L'altro aneddoto riguarda la scherzosa domanda che nel '44 rivolsi ad un nostro collega, allora anche dirigente della nostra categoria. Mi è stato molto caro e perciò non ne rivelo il nome. La domanda era: "Ed ora a quale partito sei iscritto?".
Sono ora nell'età in cui sono più numerose le domande da fare che non le risposte da poter dare. E ciò, secondo me, accade più largamente a chi, come me, per la sua professione ha dovuto fare più domande che dare risposte. E ciò si verificava anche quando dalle nostre interpretazioni il lettore attento faceva discendere per suo conto degli interrogativi, ai quali suppliva o non suppliva la sua conclusione.
Perciò il mio passato, anche professionale, mi ha consentito di conoscere molti "ex", e pochi "x". Uno di questi ho la ventura di essere anch'io, però con un bilancio di "carriera" - si chiama ancora così, dopo l'avvento del computer rivoluzionario anche nella terminologia? - che con la nostra personale e interiore contabilità diviene più rigorosa e perfino accusatoria di se stessi. Eppure ricordo e l'ho scritto anche in queste pagine che il fondatore del nazionalismo italiano, Enrico Corradini, definito a quei tempi "profeta della Patria", ibernato come presidente de Il Giornale d'Italia, nel quale non contava nulla perché tutto dipendeva dal consigliere delegato, mi disse che non poteva fare niente per la mia assunzione al giornale. Ritenne tuttavia di dover aggiungere, quando ero sulla porta d'uscita, alle mie spalle la frase: "Lei farà carriera". Ho scritto che la frase non mi fece impressione, perché nel '21 da laureato cercavo solo un posto.

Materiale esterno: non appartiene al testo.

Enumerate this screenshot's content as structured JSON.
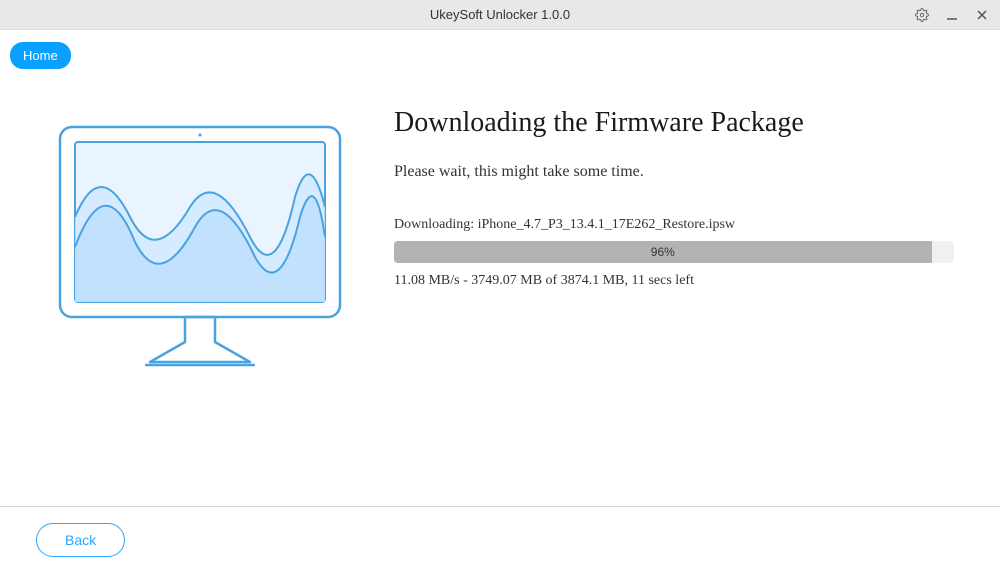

Qualche anno fa su Galassia ho commentato che c'era stato uno sbaglio, sia per me sia per la stessa sua qualità di profeta: per lui addirittura della Patria.

Gli X che ho conosciuto
In questo elenco, di una certa lunghezza, ma non molta, inserisco anche nella mia categoria di giornalisti anche il mio nome. Perché?
Non sono ex di niente (ma certamente di qualifiche professionali risultanti da annuari, libri miei e degli altri). Taluni miei articoli e scritti, uno ad esempio per il 188° Distretto del Rotary Internazionale nel 1973 dal titolo "La crisi delle istituzioni: analisi del fenomeno e strumenti correttivi" aveva come tema da me svolto "L'impatto economico della crisi delle istituzioni". Sono trascorsi 25 anni da quando l'ho scritto. Ma l'ho ripubblicato integralmente, senza cambiare nulla, solo nel gennaio del '98. Non per consuetudine, ma solo per qualche libro che ho scritto e per gli articoli degli ultimi 15 anni dispongo delle relative pubblicazioni, e perciò posso fare queste affermazioni.
C'è di mezzo anzitutto, per la mia età, la fase fascista che ha un supporto strettamente individuale, per me gratificante, con convinzioni di fondo immodificabili nel tempo.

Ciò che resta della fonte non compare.